Do you think that Seagull guitars will appreciate with time? I mean like 10 to 20 years.


----------



## JBFairthorne (Oct 11, 2014)

Probably not.


----------



## Robert1950 (Jan 21, 2006)

They well built, good sounding, reliable, production-line guitars made in Canada. Mostly given the underlined. I don't think so.


----------



## greco (Jul 15, 2007)

I doubt it.

Possibly some of Godin's rare, expensive, limited quantity models...if they produce something of that nature. Even then, I would expect it to hold its value but I would not think that they would increase to any real extent.


----------



## Guest (Sep 17, 2017)

You can find used ones at reasonable prices.
Great bang for the buck if you're looking for a above average campfire guitar.
Including the rest of the Godin acoustic line (S&P, Norman, Art & Luthier).


----------



## jayoldschool (Sep 12, 2013)

I have a late 70s Norman acoustic. It looks great, and plays beautifully. It's worth about the same as it was 40 years ago. The Seagull will be the same...


----------



## bw66 (Dec 17, 2009)

I agree that their value won't increase - we live in an era where there are lots of high quality guitars available at reasonable prices. The old guitars that people cherish so much were the exception, not the rule. Plus simple demographics will probably result in a glut of old guitars in the near future.

The first Seagulls are probably 40 years old now - I don't see a lot of hype for them.


----------



## Blind Dog (Mar 4, 2016)

Sometimes_ value _isn't about money.

Sometimes it's a memory we want to hang onto.


----------



## Steadfastly (Nov 14, 2008)

If inflation stays in line, no. If inflation goes crazy, yes. That will be the only way these guitars will increase monetarily.
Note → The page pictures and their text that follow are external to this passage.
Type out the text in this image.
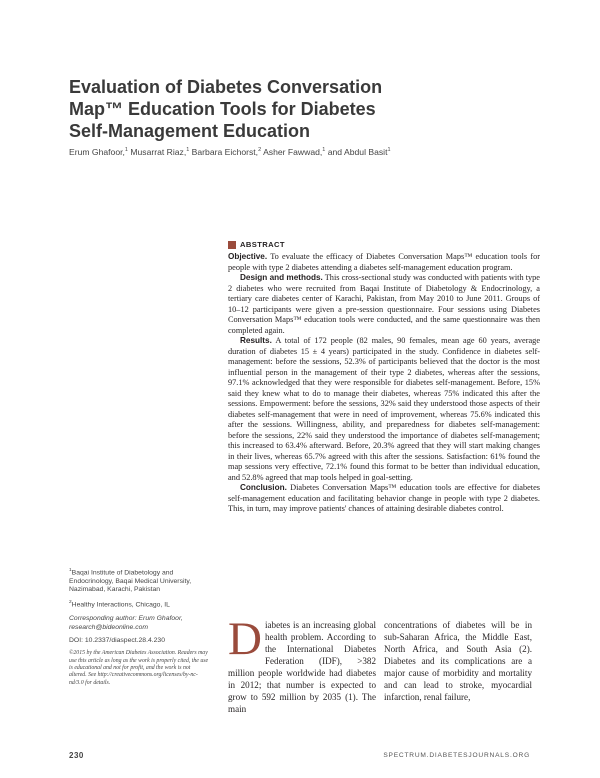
Evaluation of Diabetes Conversation
Map™ Education Tools for Diabetes
Self-Management Education
Erum Ghafoor,$^1$ Musarrat Riaz,$^1$ Barbara Eichorst,$^2$ Asher Fawwad,$^1$ and Abdul Basit$^1$
ABSTRACT

Objective. To evaluate the efficacy of Diabetes Conversation Maps™ education tools for people with type 2 diabetes attending a diabetes self-management education program.

Design and methods. This cross-sectional study was conducted with patients with type 2 diabetes who were recruited from Baqai Institute of Diabetology & Endocrinology, a tertiary care diabetes center of Karachi, Pakistan, from May 2010 to June 2011. Groups of 10–12 participants were given a pre-session questionnaire. Four sessions using Diabetes Conversation Maps™ education tools were conducted, and the same questionnaire was then completed again.

Results. A total of 172 people (82 males, 90 females, mean age 60 years, average duration of diabetes 15 ± 4 years) participated in the study. Confidence in diabetes self-management: before the sessions, 52.3% of participants believed that the doctor is the most influential person in the management of their type 2 diabetes, whereas after the sessions, 97.1% acknowledged that they were responsible for diabetes self-management. Before, 15% said they knew what to do to manage their diabetes, whereas 75% indicated this after the sessions. Empowerment: before the sessions, 32% said they understood those aspects of their diabetes self-management that were in need of improvement, whereas 75.6% indicated this after the sessions. Willingness, ability, and preparedness for diabetes self-management: before the sessions, 22% said they understood the importance of diabetes self-management; this increased to 63.4% afterward. Before, 20.3% agreed that they will start making changes in their lives, whereas 65.7% agreed with this after the sessions. Satisfaction: 61% found the map sessions very effective, 72.1% found this format to be better than individual education, and 52.8% agreed that map tools helped in goal-setting.

Conclusion. Diabetes Conversation Maps™ education tools are effective for diabetes self-management education and facilitating behavior change in people with type 2 diabetes. This, in turn, may improve patients' chances of attaining desirable diabetes control.

$^1$Baqai Institute of Diabetology and Endocrinology, Baqai Medical University, Nazimabad, Karachi, Pakistan

$^2$Healthy Interactions, Chicago, IL

Corresponding author: Erum Ghafoor, research@bideonline.com

DOI: 10.2337/diaspect.28.4.230

©2015 by the American Diabetes Association. Readers may use this article as long as the work is properly cited, the use is educational and not for profit, and the work is not altered. See http://creativecommons.org/licenses/by-nc-nd/3.0 for details.

Diabetes is an increasing global health problem. According to the International Diabetes Federation (IDF), >382 million people worldwide had diabetes in 2012; that number is expected to grow to 592 million by 2035 (1). The main

concentrations of diabetes will be in sub-Saharan Africa, the Middle East, North Africa, and South Asia (2). Diabetes and its complications are a major cause of morbidity and mortality and can lead to stroke, myocardial infarction, renal failure,

230	SPECTRUM.DIABETESJOURNALS.ORG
They are good guitars, just not collector's items.


----------



## Budda (May 29, 2007)

They wont change in value much if at all. Theres no shortage of them.


----------



## BSTheTech (Sep 30, 2015)

The only way they'll increase in value is if Led Zep gets back together, releases a new album called "Seagull Sounds" and Jimmy Page is seen playing one on the tour.


----------



## Guitar101 (Jan 19, 2011)

I have a 6 string and a 12 string Seagull acoustic and their both great guitars but as others have said, they will not increase in value. The market will forever be flooded by great guitars.


----------



## Dorian2 (Jun 9, 2015)

Guitar101 said:


> I have a 6 string and a 12 string Seagull acoustic and their both great guitars but as others have said, they will not increase in value. The market will forever be flooded by great guitars.


Just curious which 2 you have. I have a Seagull S6 +C and a Seagull Maritime w/ Spruce top 12 string gloss. Love these guitars. Great sounding at a reasonable (for me) price. I'm not one to worry about increase in monetary value though. The value is in the sound of an older, well played guitar anyways.


----------



## Guitar101 (Jan 19, 2011)

Dorian2 said:


> Just curious which 2 you have. I have a Seagull S6 +C and a Seagull Maritime w/ Spruce top 12 string gloss. Love these guitars. Great sounding at a reasonable (for me) price. I'm not one to worry about increase in monetary value though. The value is in the sound of an older, well played guitar anyways.


I have a Performer Mini Jumbo CW GT QII (model 29334) 6 string and a Coastline S12 Cedar


----------